Parkview Health Logo

Diagnosing Multiple Sclerosis

Last Modified: March 26, 2019

Diseases & Disorders

To mark Multiple Sclerosis Awareness Month, we invited Guangbin Xia, MD, PPG – Neurology, to offer more information on how this disease presents and what’s involved with treatment.

Defining MS

Multiple Sclerosis (MS) affects the central nervous system, including the brain and spinal cord. An abnormal immune system response creates a disruption in the flow of information between the brain and the body. All messages come from the brain and down the spinal cord, so if there are lesions on these pathways, it can be a disruption to the body’s function.

Signs and symptoms

This unpredictable condition can present in several different ways. For many, it begins with a change in vision (optic neuritis), perhaps the patient’s sight becomes blurry or they feel pain in the eye.

According to the National Multiple Sclerosis Society, MS could be related to any of the following symptoms: 

  • Fatigue
  • Walking (gait) difficulties
  • Numbness or tingling
  • Spasticity (feelings of stiffness and involuntary muscle spasms)
  • Weakness
  • Vision problems
  • Dizziness and vertigo
  • Bladder problems
  • Sexual problems
  • Bowel problems
  • Pain
  • Cognitive changes
  • Emotional changes
  • Depression
  • Speech problems
  • Swallowing problems
  • Tremor
  • Seizures
  • Breathing problems
  • Itching
  • Headache
  • Hearing loss

Often called the great mimicker, MS can present with symptoms often associated with other conditions. A diagnosis of MS often occurs while looking for something else.

The presentation depends on the part of the brain being impacted. Symptoms are also known to surface and resolve on their own, only to resurface again. The symptoms can pile up and impact general morbidity.


The protocol for diagnosing MS begins by observing the clinical presentation. If symptoms consistent with MS are present, the neurologist will do an exam to see how great the deficit is. This is followed by an MRI. If the MRI indicates MS, the neurologist will likely pursue a spinal tap to test the spinal fluid. All of this information is taken into consideration when making a diagnosis.

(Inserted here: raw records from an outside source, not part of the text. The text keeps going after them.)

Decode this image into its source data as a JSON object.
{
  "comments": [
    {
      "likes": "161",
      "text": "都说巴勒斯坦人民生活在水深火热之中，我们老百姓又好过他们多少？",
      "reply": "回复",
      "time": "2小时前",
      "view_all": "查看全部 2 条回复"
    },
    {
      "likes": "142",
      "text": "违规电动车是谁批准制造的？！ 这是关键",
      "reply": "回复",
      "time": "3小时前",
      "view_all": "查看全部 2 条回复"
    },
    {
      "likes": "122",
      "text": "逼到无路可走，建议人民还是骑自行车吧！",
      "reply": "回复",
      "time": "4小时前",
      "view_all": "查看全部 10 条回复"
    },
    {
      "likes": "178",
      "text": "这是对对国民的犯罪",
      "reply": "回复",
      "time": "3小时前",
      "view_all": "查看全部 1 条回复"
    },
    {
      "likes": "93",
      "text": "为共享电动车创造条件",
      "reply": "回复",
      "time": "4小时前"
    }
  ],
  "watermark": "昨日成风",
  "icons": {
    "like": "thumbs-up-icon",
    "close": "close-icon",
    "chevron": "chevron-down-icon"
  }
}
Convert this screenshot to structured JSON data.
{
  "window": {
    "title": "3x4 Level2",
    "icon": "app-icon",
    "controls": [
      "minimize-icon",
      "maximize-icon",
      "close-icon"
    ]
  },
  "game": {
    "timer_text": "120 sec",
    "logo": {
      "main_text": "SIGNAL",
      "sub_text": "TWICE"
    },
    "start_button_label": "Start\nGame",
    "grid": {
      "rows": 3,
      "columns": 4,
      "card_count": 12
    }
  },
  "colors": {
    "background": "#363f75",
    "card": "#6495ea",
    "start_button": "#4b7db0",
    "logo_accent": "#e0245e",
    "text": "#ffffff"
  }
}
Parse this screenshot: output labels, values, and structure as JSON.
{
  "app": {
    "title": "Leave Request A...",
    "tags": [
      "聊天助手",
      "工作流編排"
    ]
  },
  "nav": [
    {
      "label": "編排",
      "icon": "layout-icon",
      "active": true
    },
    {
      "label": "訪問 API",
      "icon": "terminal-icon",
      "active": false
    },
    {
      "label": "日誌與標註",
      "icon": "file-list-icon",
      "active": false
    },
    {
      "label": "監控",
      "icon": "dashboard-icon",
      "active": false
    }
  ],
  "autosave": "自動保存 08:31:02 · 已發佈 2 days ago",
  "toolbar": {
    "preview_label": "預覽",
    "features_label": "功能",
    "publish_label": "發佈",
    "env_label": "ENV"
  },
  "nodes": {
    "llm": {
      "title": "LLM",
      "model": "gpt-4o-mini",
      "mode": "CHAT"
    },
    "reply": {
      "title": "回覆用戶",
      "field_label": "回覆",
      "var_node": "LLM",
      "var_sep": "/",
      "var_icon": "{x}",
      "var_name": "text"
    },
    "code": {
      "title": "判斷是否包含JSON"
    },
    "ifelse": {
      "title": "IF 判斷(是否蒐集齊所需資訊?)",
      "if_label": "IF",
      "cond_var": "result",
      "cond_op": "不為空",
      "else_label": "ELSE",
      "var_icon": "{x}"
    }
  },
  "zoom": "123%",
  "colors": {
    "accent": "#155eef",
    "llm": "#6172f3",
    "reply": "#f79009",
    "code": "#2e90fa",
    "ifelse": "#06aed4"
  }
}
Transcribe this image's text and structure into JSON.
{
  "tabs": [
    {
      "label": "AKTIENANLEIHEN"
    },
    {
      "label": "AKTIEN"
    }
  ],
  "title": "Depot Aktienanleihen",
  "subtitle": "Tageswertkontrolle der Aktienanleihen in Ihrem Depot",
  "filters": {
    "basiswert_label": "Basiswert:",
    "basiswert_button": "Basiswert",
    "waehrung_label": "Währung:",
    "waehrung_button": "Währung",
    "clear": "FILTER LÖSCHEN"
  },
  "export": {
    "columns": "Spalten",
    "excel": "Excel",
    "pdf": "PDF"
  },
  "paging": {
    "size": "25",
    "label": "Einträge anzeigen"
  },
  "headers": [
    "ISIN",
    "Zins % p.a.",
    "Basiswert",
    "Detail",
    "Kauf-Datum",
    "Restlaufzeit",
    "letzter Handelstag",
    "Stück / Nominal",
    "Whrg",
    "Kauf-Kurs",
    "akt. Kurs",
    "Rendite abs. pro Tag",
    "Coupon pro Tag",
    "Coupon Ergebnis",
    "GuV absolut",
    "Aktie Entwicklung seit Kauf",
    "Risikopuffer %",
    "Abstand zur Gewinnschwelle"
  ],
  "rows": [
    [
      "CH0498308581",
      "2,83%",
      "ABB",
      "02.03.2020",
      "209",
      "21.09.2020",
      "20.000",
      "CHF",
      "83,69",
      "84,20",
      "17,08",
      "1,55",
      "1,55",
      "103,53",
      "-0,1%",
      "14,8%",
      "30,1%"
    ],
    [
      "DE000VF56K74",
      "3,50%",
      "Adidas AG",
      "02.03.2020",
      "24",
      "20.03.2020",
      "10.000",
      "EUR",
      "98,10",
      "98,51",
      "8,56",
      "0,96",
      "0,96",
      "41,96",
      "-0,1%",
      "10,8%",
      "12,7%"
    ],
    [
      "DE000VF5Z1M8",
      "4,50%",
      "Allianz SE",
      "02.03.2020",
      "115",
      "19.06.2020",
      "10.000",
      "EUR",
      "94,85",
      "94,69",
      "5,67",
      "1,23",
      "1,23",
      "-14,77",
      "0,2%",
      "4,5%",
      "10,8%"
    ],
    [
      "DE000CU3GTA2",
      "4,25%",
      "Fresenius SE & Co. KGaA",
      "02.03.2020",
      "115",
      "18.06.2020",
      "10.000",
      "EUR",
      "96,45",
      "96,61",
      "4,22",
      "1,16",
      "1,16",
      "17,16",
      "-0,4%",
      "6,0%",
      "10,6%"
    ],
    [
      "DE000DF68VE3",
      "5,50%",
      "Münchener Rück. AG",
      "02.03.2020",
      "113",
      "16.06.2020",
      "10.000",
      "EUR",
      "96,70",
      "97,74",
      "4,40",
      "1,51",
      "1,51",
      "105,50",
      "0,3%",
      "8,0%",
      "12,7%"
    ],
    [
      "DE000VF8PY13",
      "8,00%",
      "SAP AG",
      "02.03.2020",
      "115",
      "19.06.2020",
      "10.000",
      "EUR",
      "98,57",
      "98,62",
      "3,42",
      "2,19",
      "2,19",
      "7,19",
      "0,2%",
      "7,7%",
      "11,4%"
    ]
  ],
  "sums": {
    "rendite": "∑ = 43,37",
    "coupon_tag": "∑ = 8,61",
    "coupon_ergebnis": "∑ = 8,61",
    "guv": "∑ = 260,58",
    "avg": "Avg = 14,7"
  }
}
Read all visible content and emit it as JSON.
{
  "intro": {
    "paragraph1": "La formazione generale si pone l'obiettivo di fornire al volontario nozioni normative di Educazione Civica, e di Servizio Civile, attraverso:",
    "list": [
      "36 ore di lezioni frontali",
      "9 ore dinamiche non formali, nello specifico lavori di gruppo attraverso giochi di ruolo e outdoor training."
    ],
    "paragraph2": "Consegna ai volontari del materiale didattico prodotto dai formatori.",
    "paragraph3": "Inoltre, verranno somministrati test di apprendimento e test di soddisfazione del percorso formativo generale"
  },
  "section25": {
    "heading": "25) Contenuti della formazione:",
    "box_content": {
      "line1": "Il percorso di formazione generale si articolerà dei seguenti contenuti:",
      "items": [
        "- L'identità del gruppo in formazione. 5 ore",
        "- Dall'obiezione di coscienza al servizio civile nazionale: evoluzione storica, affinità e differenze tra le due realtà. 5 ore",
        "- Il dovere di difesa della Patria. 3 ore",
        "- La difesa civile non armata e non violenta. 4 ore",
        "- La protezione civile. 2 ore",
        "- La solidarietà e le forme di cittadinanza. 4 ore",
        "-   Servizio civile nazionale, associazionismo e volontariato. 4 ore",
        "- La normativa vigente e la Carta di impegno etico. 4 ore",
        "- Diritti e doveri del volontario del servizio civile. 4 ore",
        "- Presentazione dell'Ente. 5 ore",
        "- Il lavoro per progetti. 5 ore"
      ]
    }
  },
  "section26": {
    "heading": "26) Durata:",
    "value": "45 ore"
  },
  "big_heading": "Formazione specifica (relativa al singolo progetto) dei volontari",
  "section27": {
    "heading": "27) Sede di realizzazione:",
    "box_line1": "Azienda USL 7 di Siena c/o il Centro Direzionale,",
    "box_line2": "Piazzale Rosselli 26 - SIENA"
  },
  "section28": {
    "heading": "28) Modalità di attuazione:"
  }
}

Treatment can vary based on the type of MS the patient has. While there is no cure for the disease, there are effective options for slowing the progression of the disease, improving the symptoms or preventing relapse. A multidisciplinary approach is best, utilizing specialties like physical therapy, occupational therapy and neurology to develop plans specific to the patient. It’s important for those living with MS to realize that they can still have a great quality of life for years to come.